Tudo certo e na mais perfeita paz. Cabelo domado, contas em dia e coração com afeto. Os amigos estão perto, o trabalho vai bem e o Wi-Fi não caiu. Fez sol e a roupa secou. No ônibus, geralmente lotado, há dois lugares vagos — um é seu e o outro do rapaz bonito que te olha com ternura. Em casa, mais tarde, a omelete que usualmente resulta em gororoba intragável sai perfeita. No whatsapp mensagem do novo amor, no e-mail confirmação da companhia de viagens sobre as férias no Caribe. Pela janela centenas de estrelas pintam de dourado a noite que encerra um daqueles dias que trazem a certeza de que a vida vale a pena.
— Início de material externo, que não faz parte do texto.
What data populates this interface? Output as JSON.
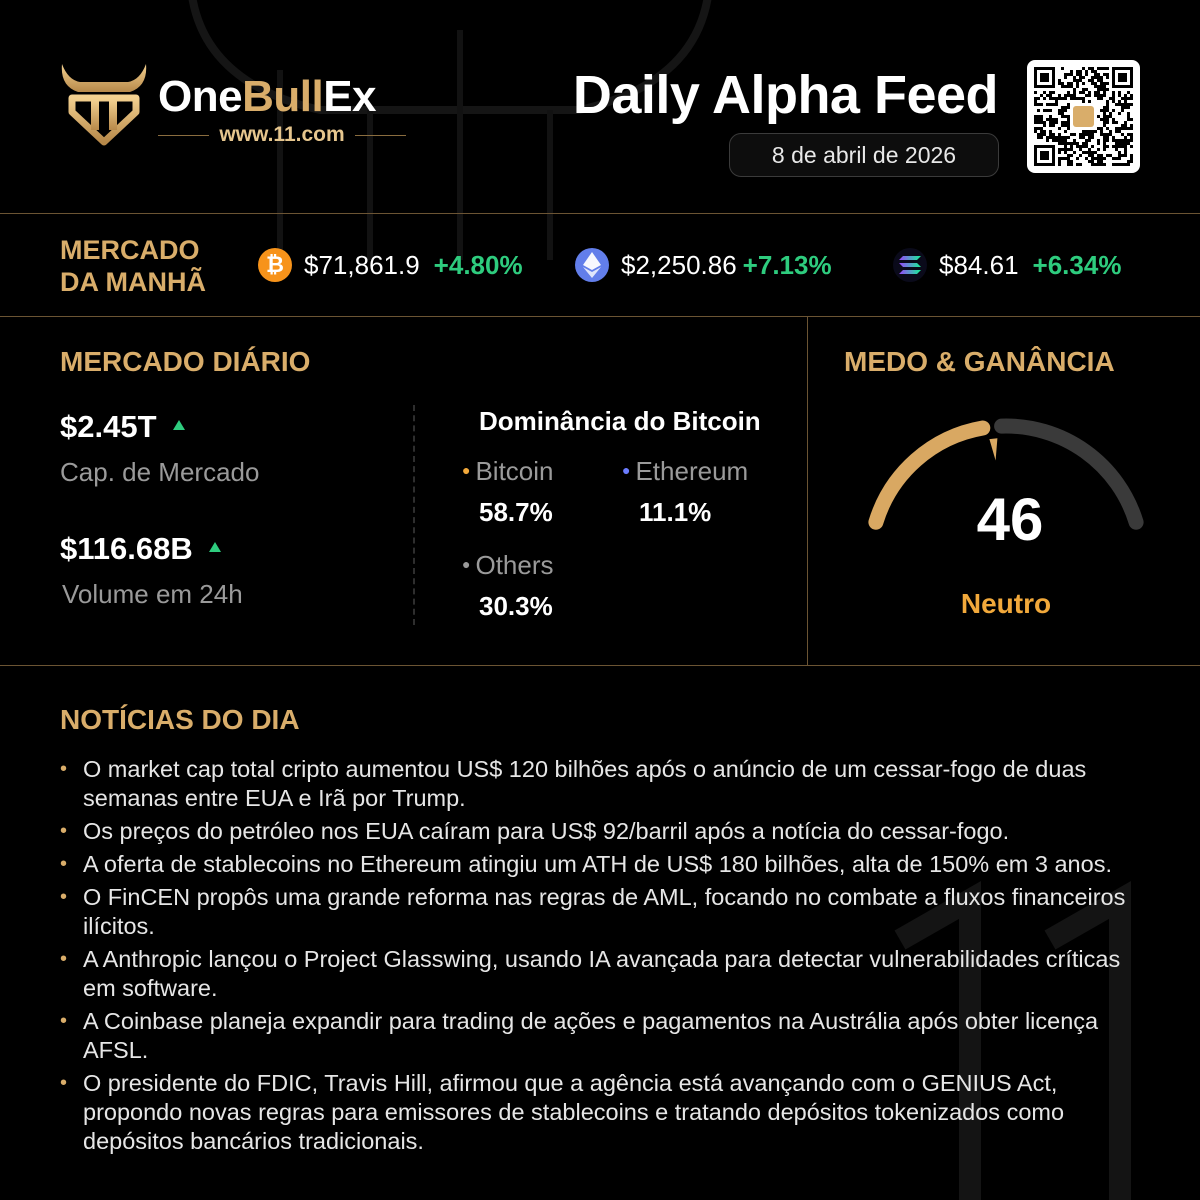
{
  "header": {
    "brand_one": "One",
    "brand_bull": "Bull",
    "brand_ex": "Ex",
    "url": "www.11.com",
    "title": "Daily Alpha Feed",
    "date": "8 de abril de 2026",
    "logo_icon": "bull-head-logo-icon",
    "qr_icon": "qr-code-icon"
  },
  "morning_market": {
    "title_line1": "MERCADO",
    "title_line2": "DA MANHÃ",
    "coins": [
      {
        "icon": "bitcoin-icon",
        "price": "$71,861.9",
        "change": "+4.80%",
        "color": "#f7931a"
      },
      {
        "icon": "ethereum-icon",
        "price": "$2,250.86",
        "change": "+7.13%",
        "color": "#627eea"
      },
      {
        "icon": "solana-icon",
        "price": "$84.61",
        "change": "+6.34%",
        "color": "#14f195"
      }
    ]
  },
  "daily_market": {
    "title": "MERCADO DIÁRIO",
    "market_cap_value": "$2.45T",
    "market_cap_label": "Cap. de Mercado",
    "volume_value": "$116.68B",
    "volume_label": "Volume em 24h",
    "dominance_title": "Dominância do Bitcoin",
    "dominance": [
      {
        "name": "Bitcoin",
        "value": "58.7%",
        "dot_color": "#f2a93b"
      },
      {
        "name": "Ethereum",
        "value": "11.1%",
        "dot_color": "#6b7cff"
      },
      {
        "name": "Others",
        "value": "30.3%",
        "dot_color": "#9a9a9a"
      }
    ]
  },
  "fear_greed": {
    "title": "MEDO & GANÂNCIA",
    "value": "46",
    "level": 46,
    "label": "Neutro",
    "gold_color": "#d9a862",
    "track_color": "#3a3a3a"
  },
  "news": {
    "title": "NOTÍCIAS DO DIA",
    "items": [
      "O market cap total cripto aumentou US$ 120 bilhões após o anúncio de um cessar-fogo de duas semanas entre EUA e Irã por Trump.",
      "Os preços do petróleo nos EUA caíram para US$ 92/barril após a notícia do cessar-fogo.",
      "A oferta de stablecoins no Ethereum atingiu um ATH de US$ 180 bilhões, alta de 150% em 3 anos.",
      "O FinCEN propôs uma grande reforma nas regras de AML, focando no combate a fluxos financeiros ilícitos.",
      "A Anthropic lançou o Project Glasswing, usando IA avançada para detectar vulnerabilidades críticas em software.",
      "A Coinbase planeja expandir para trading de ações e pagamentos na Austrália após obter licença AFSL.",
      "O presidente do FDIC, Travis Hill, afirmou que a agência está avançando com o GENIUS Act, propondo novas regras para emissores de stablecoins e tratando depósitos tokenizados como depósitos bancários tradicionais."
    ]
  }
}
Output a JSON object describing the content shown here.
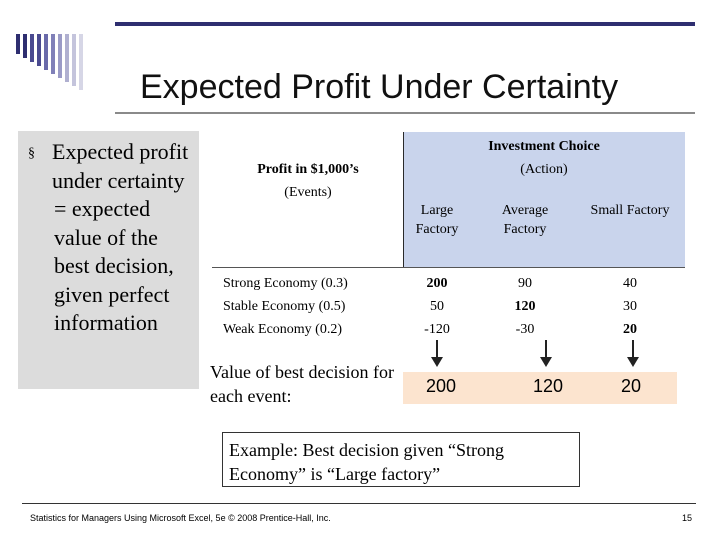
{
  "slide": {
    "title": "Expected Profit Under Certainty",
    "bullet_marker": "§",
    "bullet_line1": "Expected profit under certainty",
    "bullet_line2": "= expected value of the best decision, given perfect information",
    "table": {
      "corner_title": "Profit in $1,000’s",
      "corner_sub": "(Events)",
      "group_title": "Investment Choice",
      "group_sub": "(Action)",
      "columns": [
        "Large Factory",
        "Average Factory",
        "Small Factory"
      ],
      "rows": [
        {
          "label": "Strong Economy (0.3)",
          "values": [
            "200",
            "90",
            "40"
          ]
        },
        {
          "label": "Stable Economy (0.5)",
          "values": [
            "50",
            "120",
            "30"
          ]
        },
        {
          "label": "Weak Economy (0.2)",
          "values": [
            "-120",
            "-30",
            "20"
          ]
        }
      ],
      "best_label": "Value of best decision for each event:",
      "best_values": [
        "200",
        "120",
        "20"
      ]
    },
    "example_text": "Example: Best decision given “Strong Economy” is “Large factory”",
    "footer": "Statistics for Managers Using Microsoft Excel, 5e © 2008 Prentice-Hall, Inc.",
    "page_number": "15",
    "colors": {
      "header_fill": "#c9d4ec",
      "best_fill": "#fce4cf",
      "left_panel_fill": "#dcdcdc",
      "accent_bar": "#2e2e70"
    }
  }
}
Dez da manhã. Despertador não tocou. A reunião era às 9h. Celular sem bateria, carregador não funciona. Prende o cabelo em um coque improvisado, corre afobada no salto agulha, esquece a roupa seca no varal. Chove! O ônibus não passa. No táxi, CD do Calypso. Um mal-estar no estômago — salmonela da omelete, certamente. À noite, no whatsapp, 12 mensagens (todas correntes no grupo da família). Canal de filmes sem sinal… o jeito é ler jornal. “Governo anuncia suspensão da emissão de passaportes.” (Tchau, Caribe. Quem mandou deixar pra última hora?). Pela janela, o som da furadeira do apartamento ao lado fecha um daqueles dias que nos levam à conclusão de que a vida é trator que atropela sem piedade.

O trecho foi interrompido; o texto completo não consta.